Isolation of deoxynivalenol-transforming bacteria from the chicken intestines using the approach of PCR-DGGE guided microbial selection

Abstract

Background: Contamination of grains with trichothecene mycotoxins, especially deoxynivalenol (DON), has been an ongoing problem for Canada and many other countries. Mycotoxin contamination creates food safety risks, reduces grain market values, threatens livestock industries, and limits agricultural produce exports. DON is a secondary metabolite produced by some Fusarium species of fungi. To date, there is a lack of effective and economical methods to significantly reduce the levels of trichothecene mycotoxins in food and feed, including the efforts to breed Fusarium pathogen-resistant crops and chemical/physical treatments to remove the mycotoxins. Biological approaches, such as the use of microorganisms to convert the toxins to non- or less toxic compounds, have become a preferred choice recently due to their high specificity, efficacy, and environmental soundness. However, such approaches are often limited by the availability of microbial agents with the ability to detoxify the mycotoxins. In the present study, an approach with PCR-DGGE guided microbial selection was developed and used to isolate DON -transforming bacteria from chicken intestines, which resulted in the successful isolation of several bacterial isolates that demonstrated the function to transform DON to its de-epoxy form, deepoxy-4-deoxynivalenol (DOM-1), a product much less toxic than DON.

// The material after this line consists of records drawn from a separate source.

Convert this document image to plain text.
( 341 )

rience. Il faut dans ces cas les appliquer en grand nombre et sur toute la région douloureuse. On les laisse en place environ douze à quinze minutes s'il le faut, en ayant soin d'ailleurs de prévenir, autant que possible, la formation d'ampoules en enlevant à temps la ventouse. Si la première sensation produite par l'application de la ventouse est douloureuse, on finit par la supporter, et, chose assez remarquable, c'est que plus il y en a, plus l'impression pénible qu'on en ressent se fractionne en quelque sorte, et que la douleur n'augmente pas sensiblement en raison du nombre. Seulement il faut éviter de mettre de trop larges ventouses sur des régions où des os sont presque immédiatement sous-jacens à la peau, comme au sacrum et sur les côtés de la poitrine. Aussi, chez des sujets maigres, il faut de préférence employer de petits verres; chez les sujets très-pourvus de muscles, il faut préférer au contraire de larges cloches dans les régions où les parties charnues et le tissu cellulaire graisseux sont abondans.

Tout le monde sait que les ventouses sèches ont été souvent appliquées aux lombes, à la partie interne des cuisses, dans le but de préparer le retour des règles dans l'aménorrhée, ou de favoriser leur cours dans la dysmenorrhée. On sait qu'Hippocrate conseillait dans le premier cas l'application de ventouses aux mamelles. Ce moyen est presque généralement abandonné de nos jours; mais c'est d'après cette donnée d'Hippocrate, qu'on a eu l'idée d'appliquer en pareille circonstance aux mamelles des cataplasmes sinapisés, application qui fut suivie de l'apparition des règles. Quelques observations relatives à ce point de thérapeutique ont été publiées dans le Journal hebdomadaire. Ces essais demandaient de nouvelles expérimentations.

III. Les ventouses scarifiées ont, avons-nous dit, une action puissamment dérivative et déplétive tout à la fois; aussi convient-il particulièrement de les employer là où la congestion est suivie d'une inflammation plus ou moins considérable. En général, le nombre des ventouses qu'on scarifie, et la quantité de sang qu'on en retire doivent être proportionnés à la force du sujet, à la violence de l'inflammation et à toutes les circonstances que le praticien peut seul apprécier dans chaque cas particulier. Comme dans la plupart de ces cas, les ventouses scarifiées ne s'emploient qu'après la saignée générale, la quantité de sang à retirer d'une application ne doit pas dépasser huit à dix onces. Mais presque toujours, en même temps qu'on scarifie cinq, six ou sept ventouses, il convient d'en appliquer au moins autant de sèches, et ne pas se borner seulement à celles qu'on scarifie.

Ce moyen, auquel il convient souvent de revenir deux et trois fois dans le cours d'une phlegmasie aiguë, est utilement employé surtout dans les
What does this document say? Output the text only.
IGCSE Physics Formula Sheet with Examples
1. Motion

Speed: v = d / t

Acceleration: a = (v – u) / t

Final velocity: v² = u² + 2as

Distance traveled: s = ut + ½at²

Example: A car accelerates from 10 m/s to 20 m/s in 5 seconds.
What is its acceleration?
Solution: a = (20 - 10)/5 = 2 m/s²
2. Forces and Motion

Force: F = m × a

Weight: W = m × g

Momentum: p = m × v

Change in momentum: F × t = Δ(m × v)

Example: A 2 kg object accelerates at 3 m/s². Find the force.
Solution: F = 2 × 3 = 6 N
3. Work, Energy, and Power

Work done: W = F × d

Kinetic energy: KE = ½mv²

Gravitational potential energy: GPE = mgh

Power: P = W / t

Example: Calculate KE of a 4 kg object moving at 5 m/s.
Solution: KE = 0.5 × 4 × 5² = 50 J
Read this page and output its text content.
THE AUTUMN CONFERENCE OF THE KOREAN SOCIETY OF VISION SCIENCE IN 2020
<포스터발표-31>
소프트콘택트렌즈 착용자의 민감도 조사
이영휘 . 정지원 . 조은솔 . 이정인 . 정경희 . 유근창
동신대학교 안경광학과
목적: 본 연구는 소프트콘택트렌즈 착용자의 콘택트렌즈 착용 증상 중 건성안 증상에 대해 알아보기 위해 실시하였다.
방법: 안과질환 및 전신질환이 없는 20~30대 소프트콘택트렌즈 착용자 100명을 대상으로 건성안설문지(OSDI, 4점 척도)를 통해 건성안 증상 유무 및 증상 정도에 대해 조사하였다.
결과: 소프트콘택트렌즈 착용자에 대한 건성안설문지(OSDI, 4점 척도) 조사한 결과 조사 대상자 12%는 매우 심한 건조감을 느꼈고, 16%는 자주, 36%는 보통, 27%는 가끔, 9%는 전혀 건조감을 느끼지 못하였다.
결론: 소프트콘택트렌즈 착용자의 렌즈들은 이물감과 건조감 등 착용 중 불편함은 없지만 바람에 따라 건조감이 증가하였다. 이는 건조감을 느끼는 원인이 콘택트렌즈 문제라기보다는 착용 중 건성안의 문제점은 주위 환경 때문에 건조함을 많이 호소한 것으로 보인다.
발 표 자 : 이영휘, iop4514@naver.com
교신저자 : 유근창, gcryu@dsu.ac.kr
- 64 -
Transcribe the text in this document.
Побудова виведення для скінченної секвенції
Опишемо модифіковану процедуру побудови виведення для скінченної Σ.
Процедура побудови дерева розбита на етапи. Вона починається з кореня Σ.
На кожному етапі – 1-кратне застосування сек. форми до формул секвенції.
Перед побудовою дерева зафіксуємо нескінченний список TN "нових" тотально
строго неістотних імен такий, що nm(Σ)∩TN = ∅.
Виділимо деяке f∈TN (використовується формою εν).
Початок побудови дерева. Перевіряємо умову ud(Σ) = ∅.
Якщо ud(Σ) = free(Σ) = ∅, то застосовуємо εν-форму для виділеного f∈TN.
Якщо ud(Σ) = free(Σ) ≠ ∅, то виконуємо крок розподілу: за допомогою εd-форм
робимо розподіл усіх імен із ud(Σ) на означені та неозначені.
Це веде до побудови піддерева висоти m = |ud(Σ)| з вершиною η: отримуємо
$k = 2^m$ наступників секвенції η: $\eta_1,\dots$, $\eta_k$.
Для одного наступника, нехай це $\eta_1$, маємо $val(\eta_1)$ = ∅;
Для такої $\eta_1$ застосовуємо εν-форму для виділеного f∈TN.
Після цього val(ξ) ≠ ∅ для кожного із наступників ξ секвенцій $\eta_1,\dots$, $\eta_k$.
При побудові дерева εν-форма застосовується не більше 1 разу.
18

Results: The use of conventional microbiological selection strategies guided by PCR-DGGE (denaturing gradient gel electrophoresis) bacterial profiles for isolating DON-transforming bacteria has significantly increased the efficiency of the bacterial selection. Ten isolates were identified and isolated from chicken intestines. They were all able to transform DON to DOM-1. Most isolates were potent in transforming DON and the activity was stable during subculturing. Sequence data of partial 16S rRNA genes indicate that the ten isolates belong to four different bacterial groups, Clostridiales, Anaerofilum, Collinsella, and Bacillus.

Conclusions: The approach with PCR-DGGE guided microbial selection was effective in isolating DON-transforming bacteria and the obtained bacterial isolates were able to transform DON.

Figure 1

Transformation of DON to DOM-1 by the subcultures of digesta samples . The digesta samples were from the large intestine of chickens fed clean or DON-contaminated wheat (10 μg g^-1 DON) during the in vivo enrichment experiment. The subcultures were grown in L10 broth containing 100 μg ml^-1 DON. Each subculture was incubated for 72 hours. n = 6.

Figure 2

Flow chart showing the process of selection for chicken intestinal bacteria with the ability to transform DON . *Selection criteria used in each step of the selection. Numbers in the parentheses indicate particular steps in the selection.

Figure 3

LC-MS chromatograms showing the biotransformation of DON to DOM-1 . A) DON (100 μg ml^-1) in L10 broth without any bacterial inoculum after 72 hr incubation. Selected ion monitoring at m/z 231, 249, 267, 279, and 297. B) Transformation of DON (100 μg ml^-1) to DOM-1 in L10 broth inoculated with isolate LS100 after 72 hr incubation. Selected ion monitoring at m/z 215, 233, 245, 251, 263, and 281.

Figure 4

PCR-DGGE bacterial profiles showing the richness of bacterial populations . A) Bacterial profiles before and after antibiotic treatments. Lane 1: large intestinal digesta sample (LIC); Lane 2: start culture that was the first subculture from the digesta (LIC) before lincomycin treatment; Lanes 3 and 4: same start culture after the treatment with lincomycin at 60 and 30 μg ml^-1, respectively; Lanes 5 and 6: same start culture after the treatment with tylosin at 80 and 40 μg ml^-1, respectively. B) Changes of PCR-DGGE bacterial profiles through the selection by antibiotics and AIM+CecExt medium. Lane 1: start culture (1^st subculture from the digesta) before antibiotic and AIM+CecExt treatments; Lane 2: the same culture (in Lane 1) after antibiotic and AIM+CecExt treatments; Lane 3: a pure culture of a single colony isolate with DON-transforming activity (Isolate LS-61). Note: Lane 1, lanes 2 - 4, and lanes 5 - 6 of Panel A were from three separate DGGE gels. The migration of their DNA bands was not identical among the different gels.